Impossible to use readers I found:
• Mifare MFRC522 ------ No RSSI
• AC3992 ------- Expensive

#### Wish Lin

##### Member
Update: After checking a bunch of datasheets, I am confident to say that there is no way RSSI can be used in this project. Back to square one now, but I do have another idea. Will update after further research.

#### CodingCuber

##### Member
I absolutely love this idea. If any and every cube could be a smart cube this would help so much with practice and seeing how you do in your solves statistically. My question is though, would there be one particular piece of software for the technology or would different companies be able to get licenses or something to develop their own software.
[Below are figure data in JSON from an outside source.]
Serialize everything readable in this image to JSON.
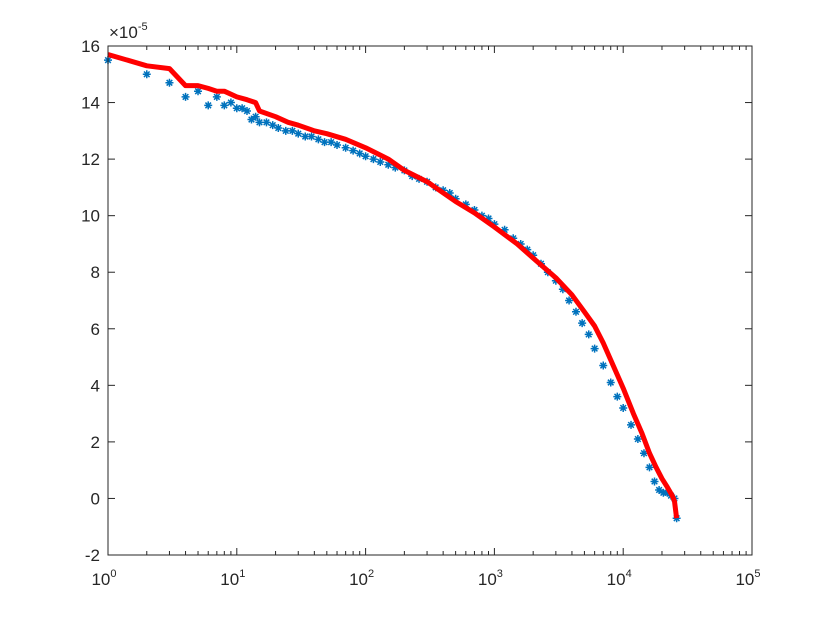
{
  "chart_data": {
    "type": "scatter",
    "x_scale": "log",
    "xlim": [
      1,
      100000
    ],
    "ylim": [
      -2,
      16
    ],
    "y_multiplier_label": "×10",
    "y_multiplier_exponent": "-5",
    "x_ticks": [
      {
        "base": "10",
        "exp": "0",
        "value": 1
      },
      {
        "base": "10",
        "exp": "1",
        "value": 10
      },
      {
        "base": "10",
        "exp": "2",
        "value": 100
      },
      {
        "base": "10",
        "exp": "3",
        "value": 1000
      },
      {
        "base": "10",
        "exp": "4",
        "value": 10000
      },
      {
        "base": "10",
        "exp": "5",
        "value": 100000
      }
    ],
    "y_ticks": [
      "16",
      "14",
      "12",
      "10",
      "8",
      "6",
      "4",
      "2",
      "0",
      "-2"
    ],
    "y_tick_values": [
      16,
      14,
      12,
      10,
      8,
      6,
      4,
      2,
      0,
      -2
    ],
    "grid": false,
    "colors": {
      "scatter": "#0072BD",
      "line": "#FF0000",
      "axes": "#262626"
    },
    "series": [
      {
        "type": "scatter",
        "marker": "asterisk",
        "x": [
          1,
          2,
          3,
          4,
          5,
          6,
          7,
          8,
          9,
          10,
          11,
          12,
          13,
          14,
          15,
          17,
          19,
          21,
          24,
          27,
          30,
          34,
          38,
          43,
          48,
          54,
          60,
          70,
          80,
          90,
          100,
          115,
          130,
          150,
          170,
          200,
          230,
          260,
          300,
          350,
          400,
          450,
          500,
          600,
          700,
          800,
          900,
          1000,
          1200,
          1400,
          1600,
          1800,
          2000,
          2300,
          2600,
          3000,
          3400,
          3800,
          4300,
          4800,
          5400,
          6000,
          7000,
          8000,
          9000,
          10000,
          11500,
          13000,
          14500,
          16000,
          17500,
          19000,
          20500,
          22000,
          23500,
          25000,
          26000
        ],
        "y": [
          15.5,
          15.0,
          14.7,
          14.2,
          14.4,
          13.9,
          14.2,
          13.9,
          14.0,
          13.8,
          13.8,
          13.7,
          13.4,
          13.5,
          13.3,
          13.3,
          13.2,
          13.1,
          13.0,
          13.0,
          12.9,
          12.8,
          12.8,
          12.7,
          12.6,
          12.6,
          12.5,
          12.4,
          12.3,
          12.2,
          12.1,
          12.0,
          11.9,
          11.8,
          11.7,
          11.6,
          11.4,
          11.3,
          11.2,
          11.0,
          10.9,
          10.8,
          10.6,
          10.4,
          10.2,
          10.0,
          9.9,
          9.7,
          9.5,
          9.2,
          9.0,
          8.8,
          8.6,
          8.3,
          8.0,
          7.7,
          7.4,
          7.0,
          6.6,
          6.2,
          5.8,
          5.3,
          4.7,
          4.1,
          3.6,
          3.2,
          2.6,
          2.1,
          1.6,
          1.1,
          0.6,
          0.3,
          0.2,
          0.2,
          0.1,
          0.0,
          -0.7
        ]
      },
      {
        "type": "line",
        "x": [
          1,
          2,
          3,
          4,
          5,
          6,
          7,
          8,
          10,
          12,
          14,
          15,
          20,
          25,
          30,
          40,
          50,
          70,
          100,
          150,
          200,
          300,
          500,
          700,
          1000,
          1500,
          2000,
          3000,
          4000,
          5000,
          6000,
          7000,
          8000,
          10000,
          12000,
          14000,
          16000,
          18000,
          20000,
          22000,
          24000,
          25000,
          26000
        ],
        "y": [
          15.7,
          15.3,
          15.2,
          14.6,
          14.6,
          14.5,
          14.4,
          14.4,
          14.2,
          14.1,
          14.0,
          13.7,
          13.5,
          13.3,
          13.2,
          13.0,
          12.9,
          12.7,
          12.4,
          12.0,
          11.6,
          11.2,
          10.5,
          10.1,
          9.6,
          9.0,
          8.5,
          7.8,
          7.2,
          6.6,
          6.1,
          5.5,
          4.9,
          3.9,
          3.0,
          2.3,
          1.6,
          1.1,
          0.7,
          0.4,
          0.1,
          -0.1,
          -0.7
        ]
      }
    ]
  }
}
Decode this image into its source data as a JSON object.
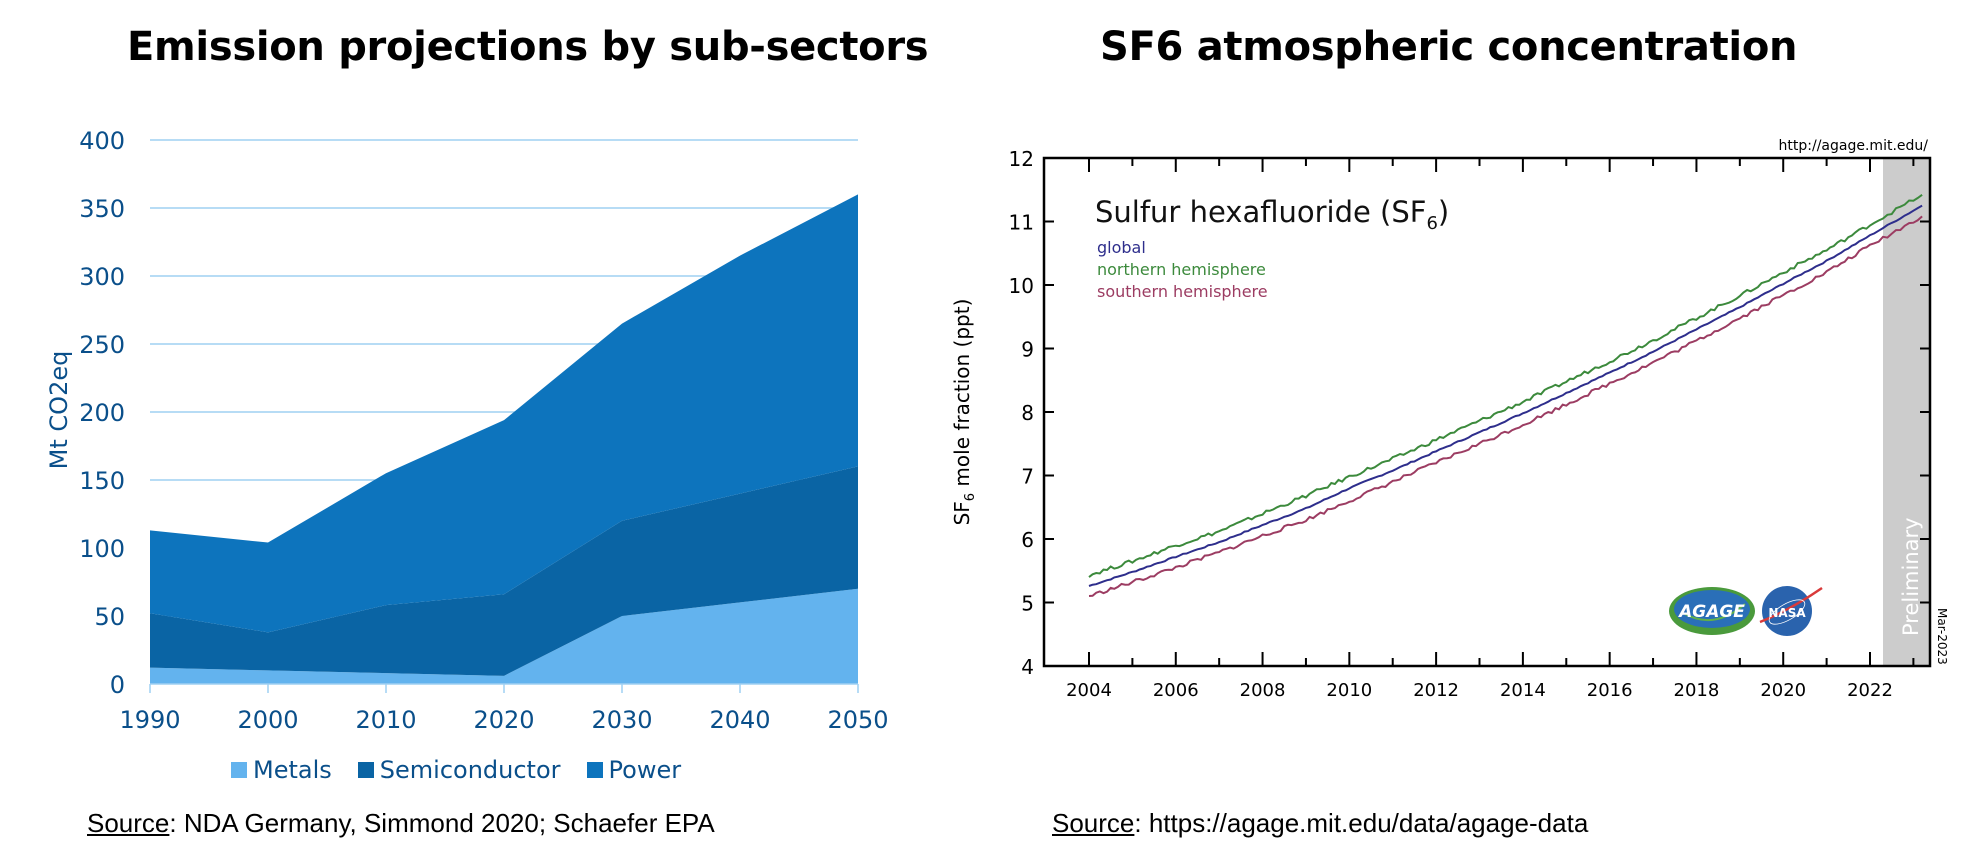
{
  "left_panel": {
    "title": "Emission projections by sub-sectors",
    "source_label": "Source",
    "source_text": ": NDA Germany, Simmond 2020; Schaefer EPA"
  },
  "right_panel": {
    "title": "SF6 atmospheric concentration",
    "source_label": "Source",
    "source_text": ": https://agage.mit.edu/data/agage-data"
  },
  "chart_data": [
    {
      "type": "area",
      "stacked": true,
      "title": "Emission projections by sub-sectors",
      "xlabel": "",
      "ylabel": "Mt CO2eq",
      "categories": [
        "1990",
        "2000",
        "2010",
        "2020",
        "2030",
        "2040",
        "2050"
      ],
      "yticks": [
        "0",
        "50",
        "100",
        "150",
        "200",
        "250",
        "300",
        "350",
        "400"
      ],
      "ylim": [
        0,
        400
      ],
      "grid": true,
      "legend_position": "bottom",
      "series": [
        {
          "name": "Metals",
          "color": "#63b3ee",
          "values": [
            12,
            10,
            8,
            6,
            50,
            60,
            70
          ]
        },
        {
          "name": "Semiconductor",
          "color": "#0a64a4",
          "values": [
            40,
            28,
            50,
            60,
            70,
            80,
            90
          ]
        },
        {
          "name": "Power",
          "color": "#0d74bd",
          "values": [
            61,
            66,
            97,
            128,
            145,
            175,
            200
          ]
        }
      ],
      "axis_color": "#0a4f8a",
      "grid_color": "#9fd0f2"
    },
    {
      "type": "line",
      "title": "Sulfur hexafluoride (SF",
      "title_subscript": "6",
      "title_suffix": ")",
      "ylabel_prefix": "SF",
      "ylabel_subscript": "6",
      "ylabel_suffix": " mole fraction (ppt)",
      "xlim": [
        2003.2,
        2023.8
      ],
      "ylim": [
        4,
        12
      ],
      "xticks": [
        "2004",
        "2006",
        "2008",
        "2010",
        "2012",
        "2014",
        "2016",
        "2018",
        "2020",
        "2022"
      ],
      "yticks": [
        "4",
        "5",
        "6",
        "7",
        "8",
        "9",
        "10",
        "11",
        "12"
      ],
      "url_label": "http://agage.mit.edu/",
      "date_label": "Mar-2023",
      "shaded_region": {
        "label": "Preliminary",
        "from": 2022.3,
        "to": 2023.8,
        "color": "#cccccc"
      },
      "logos": [
        "AGAGE",
        "NASA"
      ],
      "series": [
        {
          "name": "global",
          "color": "#2e2e8c",
          "x": [
            2004,
            2005,
            2006,
            2007,
            2008,
            2009,
            2010,
            2011,
            2012,
            2013,
            2014,
            2015,
            2016,
            2017,
            2018,
            2019,
            2020,
            2021,
            2022,
            2023.2
          ],
          "values": [
            5.26,
            5.48,
            5.72,
            5.95,
            6.22,
            6.48,
            6.8,
            7.08,
            7.38,
            7.68,
            7.98,
            8.3,
            8.62,
            8.95,
            9.3,
            9.65,
            10.02,
            10.38,
            10.78,
            11.25
          ]
        },
        {
          "name": "northern hemisphere",
          "color": "#3c8a3c",
          "x": [
            2004,
            2005,
            2006,
            2007,
            2008,
            2009,
            2010,
            2011,
            2012,
            2013,
            2014,
            2015,
            2016,
            2017,
            2018,
            2019,
            2020,
            2021,
            2022,
            2023.2
          ],
          "values": [
            5.43,
            5.65,
            5.9,
            6.12,
            6.4,
            6.68,
            6.98,
            7.26,
            7.56,
            7.86,
            8.16,
            8.48,
            8.8,
            9.13,
            9.48,
            9.83,
            10.2,
            10.55,
            10.95,
            11.42
          ]
        },
        {
          "name": "southern hemisphere",
          "color": "#9c3c62",
          "x": [
            2004,
            2005,
            2006,
            2007,
            2008,
            2009,
            2010,
            2011,
            2012,
            2013,
            2014,
            2015,
            2016,
            2017,
            2018,
            2019,
            2020,
            2021,
            2022,
            2023.2
          ],
          "values": [
            5.1,
            5.32,
            5.55,
            5.79,
            6.05,
            6.3,
            6.6,
            6.9,
            7.2,
            7.5,
            7.8,
            8.12,
            8.45,
            8.78,
            9.12,
            9.48,
            9.84,
            10.2,
            10.62,
            11.08
          ]
        }
      ]
    }
  ]
}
Love the idea and wish you the best

#### Skittleskp

##### Member
This is super cool and innovative!!

#### Joe Archibald

##### Member
Couldn’t you just use 5/8 chips and put them in the corner pieces

#### Wish Lin

##### Member
Couldn’t you just use 5/8 chips and put them in the corner pieces
I thought about that too, but then you can’t detect M,E,S moves since they don’t move any corner piece.

#### kubesolver

I think the only reliable solution to make any cube i-cube is to record a cube with a camera and write some software to convert video to a move sequence. This kind of problem of tracking fast moving items in real time is very similar to what full experience VR simulators do and the
solution is to have many high speed cameras and do image recognition.

#### Wish Lin

##### Member
I think the only reliable solution to make any cube i-cube is to record a cube with a camera and write some software to convert video to a move sequence. This kind of problem of tracking fast moving items in real time is very similar to what full experience VR simulators do and the
solution is to have many high speed cameras and do image recognition.
Yes it is possible and is the only solution to literally anycube smartcube, but don’t forget that your hand will block L and R and parts of U,B,D and F, making the simple solution of N cameras pointing at N faces and analyze turns imposssible.

So the only possible solution is the computer will have to process it basically like a well trained human(Lazer0Monkey for instance) and as far as I know, such level of neural network for commercial use doesn’t exist.

(VR simulators don’t need to track a bunch of small pieces moving quickly in all three axis and its background is much, much easier to render away than some random guy’s desktop.)